ST. PAUL, Minn. - John McCain touts Alaska Gov. Sarah Palin as a force in the his battle against earmarks and entrenched power brokers, but under her leadership the state this year asked for almost $300 per person in requests for pet projects from one of McCain's top adversaries: indicted Sen. Ted Stevens.
That's more than any other state received, per person, from Congress for the current budget year, and runs counter to the reformer image that Palin and the McCain campaign are pushing. Other states got just $34 worth of local projects per person this year, on average, according to Citizens Against Government Waste, a Washington-based watchdog group.
Palin actually reduced the state government's requests for special projects this year to 31 earmarks totaling $198 million, about $295 person, in the wake of President Bush's demand for a cutback in earmarks.
The state government's earmark requests to Congress in her first year in office exceeded $550 million, more than $800 per resident. But there's only so much Palin could do with state bureaucrats used to a free-flowing spigot of federal dollars from Washington.
"I have championed reform to end the abuses of earmark spending by Congress," Palin said in her vice presidential campaign trail debut last week.
Palin's current request to Stevens, "would still put Alaska No. 1," said Steve Ellis of Taxpayers for Common Sense, a watchdog group that tracks earmarks closely.
The McCain campaign said Tuesday that Palin realized that Alaska was too reliant on earmarks and ordered state officials to cut back on their requests. It also said Obama requested nearly $1 billion in earmarks over three years for Illinois — a state with nearly 20 times the population of Alaska.
"We cannot and must not rely so heavily on federal government earmarks," Palin told state legislators in January.
Obama hasn't asked for any earmarks this year as he and Democratic rival Hillary Rodham Clinton manuevered on the issue. Last year, he asked for $311 million worth, about $24 worth for every Illinoisan.
For his part, McCain doesn't seek pork projects.
Budget watchdogs allied with McCain have annually railed against Stevens, Alaska's senior senator, and his state's addiction to earmarks, those locally popular pet projects added to the federal budget by senators and House members.
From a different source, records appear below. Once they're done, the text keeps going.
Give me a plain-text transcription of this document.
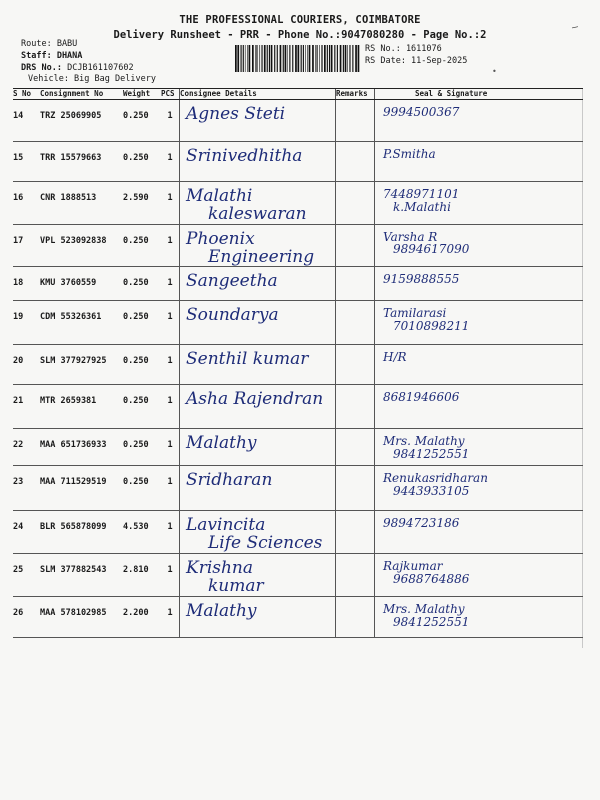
THE PROFESSIONAL COURIERS, COIMBATORE
Delivery Runsheet - PRR - Phone No.:9047080280 - Page No.:2
Route: BABU
Staff: DHANA
DRS No.: DCJB161107602
Vehicle: Big Bag Delivery
RS No.: 1611076
RS Date: 11-Sep-2025
—
•
S No	Consignment No	Weight	PCS	Consignee Details	Remarks	Seal & Signature

14	TRZ 25069905	0.250	1	Agnes Steti		9994500367

15	TRR 15579663	0.250	1	Srinivedhitha		P.Smitha

16	CNR 1888513	2.590	1	Malathi
kaleswaran		7448971101
k.Malathi

17	VPL 523092838	0.250	1	Phoenix
Engineering		Varsha R
9894617090

18	KMU 3760559	0.250	1	Sangeetha		9159888555

19	CDM 55326361	0.250	1	Soundarya		Tamilarasi
7010898211

20	SLM 377927925	0.250	1	Senthil kumar		H/R

21	MTR 2659381	0.250	1	Asha Rajendran		8681946606

22	MAA 651736933	0.250	1	Malathy		Mrs. Malathy
9841252551

23	MAA 711529519	0.250	1	Sridharan		Renukasridharan
9443933105

24	BLR 565878099	4.530	1	Lavincita
Life Sciences		9894723186

25	SLM 377882543	2.810	1	Krishna
kumar		Rajkumar
9688764886

26	MAA 578102985	2.200	1	Malathy		Mrs. Malathy
9841252551
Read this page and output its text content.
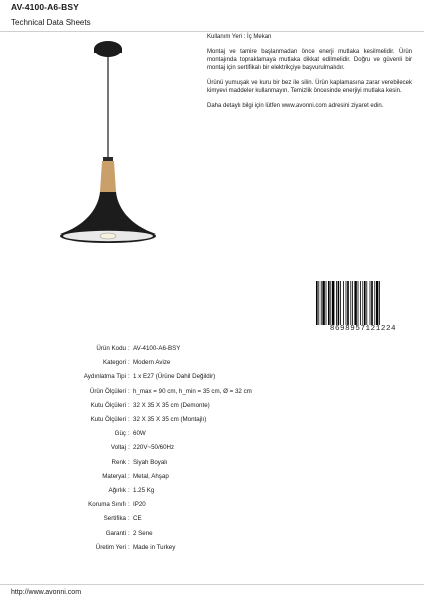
AV-4100-A6-BSY
Technical Data Sheets

Kullanım Yeri : İç Mekan

Montaj ve tamire başlanmadan önce enerji mutlaka kesilmelidir. Ürün montajında topraklamaya mutlaka dikkat edilmelidir. Doğru ve güvenli bir montaj için sertifikalı bir elektrikçiye başvurulmalıdır.

Ürünü yumuşak ve kuru bir bez ile silin. Ürün kaplamasına zarar verebilecek kimyevi maddeler kullanmayın. Temizlik öncesinde enerjiyi mutlaka kesin.

Daha detaylı bilgi için lütfen www.avonni.com adresini ziyaret edin.

8698957121224
Ürün Kodu : AV-4100-A6-BSY
Kategori : Modern Avize
Aydınlatma Tipi : 1 x E27 (Ürüne Dahil Değildir)
Ürün Ölçüleri : h_max = 90 cm, h_min = 35 cm, Ø = 32 cm
Kutu Ölçüleri : 32 X 35 X 35 cm (Demonte)
Kutu Ölçüleri : 32 X 35 X 35 cm (Montajlı)
Güç : 60W
Voltaj : 220V~50/60Hz
Renk : Siyah Boyalı
Materyal : Metal, Ahşap
Ağırlık : 1.25 Kg
Koruma Sınıfı : IP20
Sertifika : CE
Garanti : 2 Sene
Üretim Yeri : Made in Turkey
http://www.avonni.com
McCain and Stevens are not friends, and the two men have openly clashed on the Senate floor over earmarks.
In addition Palin's requests on behalf of the state government this year, 124 public and private entities in Alaska have asked Stevens for earmarks this year.
In her earlier political career as mayor of Wasilla, Palin hired a private lobbyist to help the tiny town secure earmarks from Stevens, entering Washington's "pay to play" culture in which lobbyists, campaign contributions and lawmakers are intertwined.
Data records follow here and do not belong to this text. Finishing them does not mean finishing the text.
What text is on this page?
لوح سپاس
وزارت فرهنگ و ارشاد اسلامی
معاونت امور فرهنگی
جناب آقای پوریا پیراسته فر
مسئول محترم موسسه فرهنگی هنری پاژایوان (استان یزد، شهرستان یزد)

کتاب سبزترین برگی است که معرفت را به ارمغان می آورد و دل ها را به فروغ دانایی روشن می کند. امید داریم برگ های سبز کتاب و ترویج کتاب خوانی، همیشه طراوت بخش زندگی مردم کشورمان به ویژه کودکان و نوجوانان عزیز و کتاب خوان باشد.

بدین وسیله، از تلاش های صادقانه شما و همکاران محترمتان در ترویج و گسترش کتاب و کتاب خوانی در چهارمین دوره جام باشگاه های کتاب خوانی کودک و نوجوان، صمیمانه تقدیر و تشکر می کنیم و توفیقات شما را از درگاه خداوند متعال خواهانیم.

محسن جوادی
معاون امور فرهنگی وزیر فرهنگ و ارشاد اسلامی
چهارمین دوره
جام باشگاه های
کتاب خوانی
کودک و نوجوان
The town obtained 14 earmarks, totaling $27 million between 2000-2003, according to data compiled by Taxpayers for Common Sense.
Federal lobbying records show that Wasilla hired the firm of Robertson, Monagle & Eastaugh in 2000 to arrange "funding of city projects." The signature on the registration form is that of Steven W. Silver, a former top aide to Stevens, who chaired the Senate Appropriations Committee on and off between 1997 and 2005.
The firm initially was paid $24,000 a year, an amount that increased to $36,000 in 2001. The firm has continued to work for the town government since Palin left as mayor in 2002. Silver gave $2,000 to Stevens' Northern Lights political action committee in 1999, according to federal records.
Stevens was indicted in July for failing to disclose $250,000 in gifts from VECO Corp., an Alaskan oil services company.
At the same time, Palin's campaign trail braggadocio last week that she told Washington "'thanks but no thanks' on that Bridge to Nowhere" didn't tell the whole story.
In fact, Palin was for the infamous $398 million bridge — to connect the town of Ketchikan to an island with 50 residents and an airport on it — before she was against it, speaking in favor of it during her 2006 race for governor.
Alaska has become so accustomed to largess flowing from Congress through Stevens that most of Palin's earmark requests this year — such as studies of Alaskan fisheries, grants to combat drug trafficking, and rural airport upgrades — simply keep ongoing programs going. Among her requests was $150,000 to pay the travel bills of state and fisheries industry representatives on the boards that implement North Pacific fisheries agreements.
"They've definitely become addicted to earmarks," said Ellis, of Taxpayers for Common Sense. "And Gov. Palin has continued in at least some form that addiction."